From medieval torture to modern rights

From medieval torture to modern rights

MONTEPULCIANO
This little Italian town overlooking the beautiful plains of Toscana is breathtaking for even the most experienced tourist, with its marvelous intricate architecture and splendid food. But what really got me here was the Torture Museum, which was full of instruments that inquisitors or other interrogators used on their victims. One of them is a “skull breaker,” a rusty device that literally was used to press a man’s (or a woman’s) head until it broke into pieces. Another cutting-edge piece of technology is the “rectal pair,” used to open people’s rectum, in order to thrust inside hot iron or other mean objects. 

All in all, the Torture Museum in Montepulciano, as similar exhibits elsewhere, is a painful yet helpful reminder of how people can be cruel to each other, and how most shocking examples of cruelty were an accepted norm in what we now call the Middle Ages. It makes you thankful to be living in an age where human rights are widely accepted and torture is marginalized - though still present, unfortunately, from the dungeons of China to the “black sites” of CIA. 

A curious detail in medieval torture is the role of Christianity in its making. Today, Christianity often acts in the world as a humanist force, by advocating love, feeding the poor or vaccinating babies. (The new pope is also offering an increasingly tolerant interpretation of the faith, an opening that I am carefully observing.) But medieval Christianity, particularly Catholicism, was quite different, as it justified or even perpetrated some of the most horrific cruelties against “heretics” or other unfortunate groups. 

Meanwhile, Islam, a religion which is today often associated with violence, was in fact perceived as a much more humane religion in medieval times. As I wrote before in these pages, (“Why shariah was once great,” June 16, 2012), Islamic was then not seen as oppressive, but fair and even liberating:
“The shariah’s ‘due process’ ruled out torture, which was the standard method of interrogation in Europe until modern times.
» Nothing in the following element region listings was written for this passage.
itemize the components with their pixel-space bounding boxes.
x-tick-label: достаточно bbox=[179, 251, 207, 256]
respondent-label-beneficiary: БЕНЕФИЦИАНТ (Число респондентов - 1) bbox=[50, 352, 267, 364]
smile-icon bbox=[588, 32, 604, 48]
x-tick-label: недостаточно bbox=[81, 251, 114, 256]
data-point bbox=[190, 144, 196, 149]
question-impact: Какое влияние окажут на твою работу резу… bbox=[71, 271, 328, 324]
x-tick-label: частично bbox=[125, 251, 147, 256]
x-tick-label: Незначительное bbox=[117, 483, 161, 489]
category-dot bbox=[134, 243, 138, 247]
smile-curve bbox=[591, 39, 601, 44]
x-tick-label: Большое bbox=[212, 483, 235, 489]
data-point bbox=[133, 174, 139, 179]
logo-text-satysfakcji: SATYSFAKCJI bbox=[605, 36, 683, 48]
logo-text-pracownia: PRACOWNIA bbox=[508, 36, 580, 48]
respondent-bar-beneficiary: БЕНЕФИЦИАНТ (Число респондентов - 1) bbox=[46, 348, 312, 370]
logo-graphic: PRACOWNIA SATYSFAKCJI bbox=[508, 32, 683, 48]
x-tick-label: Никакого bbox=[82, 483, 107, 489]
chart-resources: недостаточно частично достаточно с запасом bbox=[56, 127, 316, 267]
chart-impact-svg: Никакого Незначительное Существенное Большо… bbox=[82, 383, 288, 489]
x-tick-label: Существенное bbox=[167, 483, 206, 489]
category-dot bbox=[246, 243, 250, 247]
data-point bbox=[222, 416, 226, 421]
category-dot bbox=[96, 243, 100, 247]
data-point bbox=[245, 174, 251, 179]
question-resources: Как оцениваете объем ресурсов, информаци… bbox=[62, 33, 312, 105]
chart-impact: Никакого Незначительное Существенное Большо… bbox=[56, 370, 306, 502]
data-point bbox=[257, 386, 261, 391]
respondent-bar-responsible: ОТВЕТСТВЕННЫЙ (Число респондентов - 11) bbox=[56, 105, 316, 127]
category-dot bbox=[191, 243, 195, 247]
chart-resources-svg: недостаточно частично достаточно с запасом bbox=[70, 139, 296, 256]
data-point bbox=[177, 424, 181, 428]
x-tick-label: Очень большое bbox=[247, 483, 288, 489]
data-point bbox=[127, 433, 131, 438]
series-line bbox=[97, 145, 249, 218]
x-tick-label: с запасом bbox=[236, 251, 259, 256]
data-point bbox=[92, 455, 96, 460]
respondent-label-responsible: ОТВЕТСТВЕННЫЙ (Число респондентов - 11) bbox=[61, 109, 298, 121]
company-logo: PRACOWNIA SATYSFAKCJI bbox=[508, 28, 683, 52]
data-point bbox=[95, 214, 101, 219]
Jurists from the Hanafi school, the most liberal-leaning of the four main Sunni branches, even proposed that ‘a judge who extorted confession in a capital case was himself liable to execution.’

“The punishments of the shariah, too, were softer when compared to those in Europe, until as late as the 18th century. That was why the officials of the British East India Company, which colonized parts of the subcontinent in 1750s, would find Islamic law ‘unduly lenient’ and devoid of enough provisions for capital punishment.” 

The tragedy is that while human rights advanced in modern Europe, Islamic law stagnated in the hands of conservatives, or, for worse, even became more rigid at the hand of fundamentalists. That is why today scenes of “Islamic” executions in Syria, for example, shock the world as horrific, while European standards represent human dignity. 

The question is, then, whether the contemporary Western concern for human rights (which is sometimes compromised by the West as well) can develop in other parts of the world, including the Muslim world. I am an optimist and my answer is “yes.” Those skeptics who insist on “no” should perhaps recall medieval Christianity, and its fondness of torture, as a reality check.